Supreme Court addresses hate speech by Allahabad HC judge, emphasising constitutional values and democratic principles

That the Supreme Court of India has taken note of the reports of a hate speech given by Justice Shekhar Kumar Yadav of the Allahabad high court, that it has called for its details and particulars from the high court and that the matter is under consideration of the apex court must bring immense relief to those who believe in the Constitution and the ideals it propounds.

A sitting judge commenting on the desirability of the introduction of uniform civil code in the country needs to cause no consternation in anyone’s mind but if he thinks it can be camouflage for spewing venom on a section of the citizens following a particular religion, then it is an issue for all the right-thinking people. And he did not stop at that, but suggested that the “country would function as per the wishes of the majority”. He ‘explained’ that “the law, in fact, works according to the majority... Only what benefits the welfare and happiness of the majority will be accepted.”

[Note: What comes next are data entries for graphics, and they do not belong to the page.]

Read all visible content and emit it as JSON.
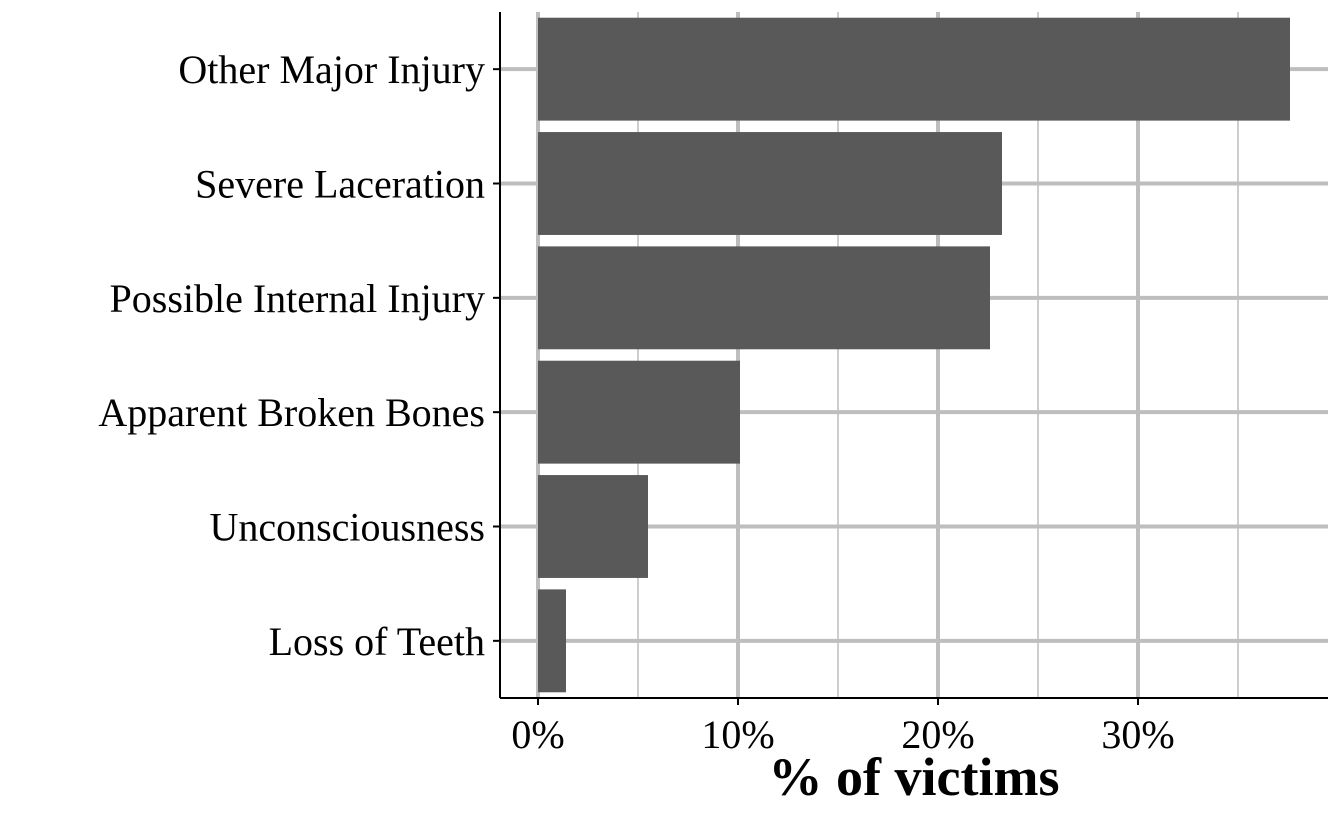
{
  "chart_data": {
    "type": "bar",
    "orientation": "horizontal",
    "categories": [
      "Other Major Injury",
      "Severe Laceration",
      "Possible Internal Injury",
      "Apparent Broken Bones",
      "Unconsciousness",
      "Loss of Teeth"
    ],
    "values": [
      37.6,
      23.2,
      22.6,
      10.1,
      5.5,
      1.4
    ],
    "xlabel": "% of victims",
    "ylabel": "",
    "xlim": [
      -1.9,
      39.5
    ],
    "xticks": [
      0,
      10,
      20,
      30
    ],
    "xtick_labels": [
      "0%",
      "10%",
      "20%",
      "30%"
    ],
    "grid": true,
    "bar_color": "#595959",
    "grid_color": "#bebebe"
  }
}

It does not require a lecture to be given by a member of one of India’s oldest constitutional courts to decipher the basics of representative democracy. But the learned judge’s utterances, suggestive of the pre-eminence of the majoritarian ideas in the running of the country, are contrary to the basic principles of the Constitution, constitutionalism and every idea they seek to promote. That he aired his narrative of democratic governance at a meeting of an organisation affiliated to the Vishwa Hindu Parishad, the cantankerous group that advocates violent Hindutva, obviates an interpretation of his intentions.

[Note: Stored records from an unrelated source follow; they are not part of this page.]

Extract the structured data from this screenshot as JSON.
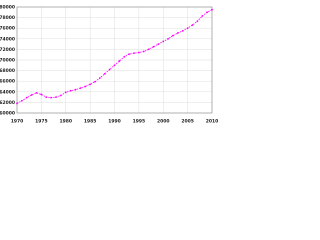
{
  "chart_data": {
    "type": "line",
    "x": [
      1970,
      1971,
      1972,
      1973,
      1974,
      1975,
      1976,
      1977,
      1978,
      1979,
      1980,
      1981,
      1982,
      1983,
      1984,
      1985,
      1986,
      1987,
      1988,
      1989,
      1990,
      1991,
      1992,
      1993,
      1994,
      1995,
      1996,
      1997,
      1998,
      1999,
      2000,
      2001,
      2002,
      2003,
      2004,
      2005,
      2006,
      2007,
      2008,
      2009,
      2010
    ],
    "series": [
      {
        "color": "#ff00ff",
        "values": [
          61800,
          62300,
          62900,
          63400,
          63800,
          63500,
          63000,
          62900,
          63000,
          63300,
          63900,
          64200,
          64400,
          64700,
          65000,
          65400,
          65900,
          66600,
          67400,
          68200,
          69000,
          69800,
          70600,
          71100,
          71300,
          71400,
          71600,
          72000,
          72500,
          73000,
          73500,
          74000,
          74600,
          75100,
          75500,
          76000,
          76600,
          77300,
          78300,
          79000,
          79500
        ]
      }
    ],
    "xlim": [
      1970,
      2010
    ],
    "xticks": [
      1970,
      1975,
      1980,
      1985,
      1990,
      1995,
      2000,
      2005,
      2010
    ],
    "ylim": [
      60000,
      80000
    ],
    "yticks": [
      60000,
      62000,
      64000,
      66000,
      68000,
      70000,
      72000,
      74000,
      76000,
      78000,
      80000
    ],
    "grid": true
  }
}
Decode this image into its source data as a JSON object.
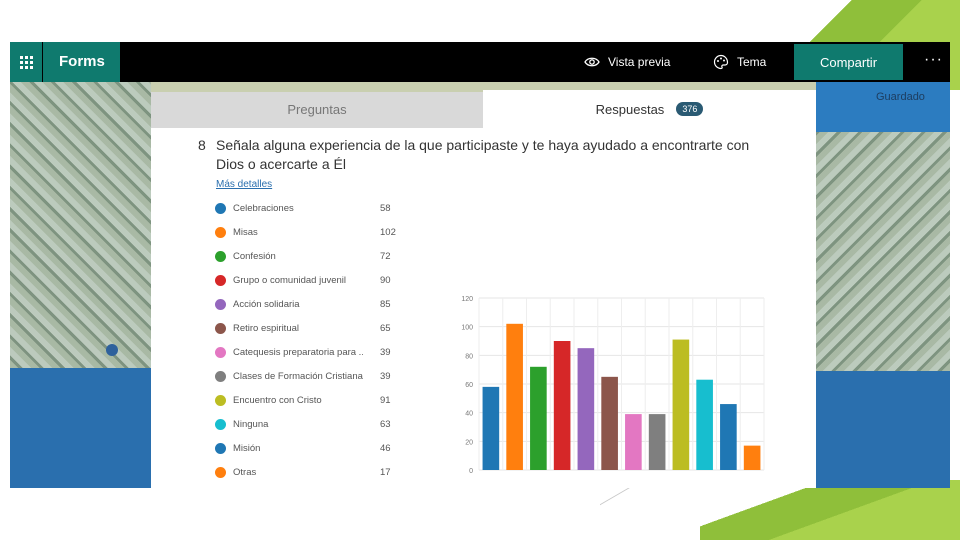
{
  "topbar": {
    "app_name": "Forms",
    "preview_label": "Vista previa",
    "theme_label": "Tema",
    "share_label": "Compartir",
    "more_label": "···"
  },
  "status": {
    "saved": "Guardado"
  },
  "tabs": [
    {
      "label": "Preguntas"
    },
    {
      "label": "Respuestas",
      "badge": "376"
    }
  ],
  "question": {
    "number": "8",
    "text": "Señala alguna experiencia de la que participaste y te haya ayudado a encontrarte con Dios o acercarte a Él",
    "more_details": "Más detalles"
  },
  "legend": [
    {
      "label": "Celebraciones",
      "value": "58",
      "color": "#1f77b4"
    },
    {
      "label": "Misas",
      "value": "102",
      "color": "#ff7f0e"
    },
    {
      "label": "Confesión",
      "value": "72",
      "color": "#2ca02c"
    },
    {
      "label": "Grupo o comunidad juvenil",
      "value": "90",
      "color": "#d62728"
    },
    {
      "label": "Acción solidaria",
      "value": "85",
      "color": "#9467bd"
    },
    {
      "label": "Retiro espiritual",
      "value": "65",
      "color": "#8c564b"
    },
    {
      "label": "Catequesis preparatoria para ...",
      "value": "39",
      "color": "#e377c2"
    },
    {
      "label": "Clases de Formación Cristiana",
      "value": "39",
      "color": "#7f7f7f"
    },
    {
      "label": "Encuentro con Cristo",
      "value": "91",
      "color": "#bcbd22"
    },
    {
      "label": "Ninguna",
      "value": "63",
      "color": "#17becf"
    },
    {
      "label": "Misión",
      "value": "46",
      "color": "#1f77b4"
    },
    {
      "label": "Otras",
      "value": "17",
      "color": "#ff7f0e"
    }
  ],
  "chart_data": {
    "type": "bar",
    "categories": [
      "Celebraciones",
      "Misas",
      "Confesión",
      "Grupo o comunidad juvenil",
      "Acción solidaria",
      "Retiro espiritual",
      "Catequesis preparatoria para ...",
      "Clases de Formación Cristiana",
      "Encuentro con Cristo",
      "Ninguna",
      "Misión",
      "Otras"
    ],
    "values": [
      58,
      102,
      72,
      90,
      85,
      65,
      39,
      39,
      91,
      63,
      46,
      17
    ],
    "colors": [
      "#1f77b4",
      "#ff7f0e",
      "#2ca02c",
      "#d62728",
      "#9467bd",
      "#8c564b",
      "#e377c2",
      "#7f7f7f",
      "#bcbd22",
      "#17becf",
      "#1f77b4",
      "#ff7f0e"
    ],
    "yticks": [
      "0",
      "20",
      "40",
      "60",
      "80",
      "100",
      "120"
    ],
    "ylim": [
      0,
      120
    ],
    "grid": true
  }
}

This country was born into streams of blood spilled from a million innocent human beings among whom were Hindus, Muslims and Sikhs. Still the Constitution founded this country on the principles of equality and secularism. Every article in the Constitution, starting from the first, is an assurance the people of this country have accepted and given to themselves that they respect the rights of the individual and cannot be subservient to the might of the state. And, too, there is no place for crass majoritarianism.

This country, unlike the honourable judge would believe and want others to believe, does not function as per the wishes of the majority; it runs on the tenets of the Constitution. True, we have representative democracy and those who get the majority sit in legislatures and make laws and run the country; but to interpret it as a way to impose the wishes of the majority on the minority is puerile, uninformed and downright silly. And when it comes from a high court judge, it triggers the suspicion on the way members of the higher judiciary have imbibed the spirit of the Constitution, constitutional morality and constitutional governance. An early intervention and an intense tutorial by the Supreme Court on the basic principles of democratic governance and constitutional values for this judge, and those of his ilk, are an immediate necessity.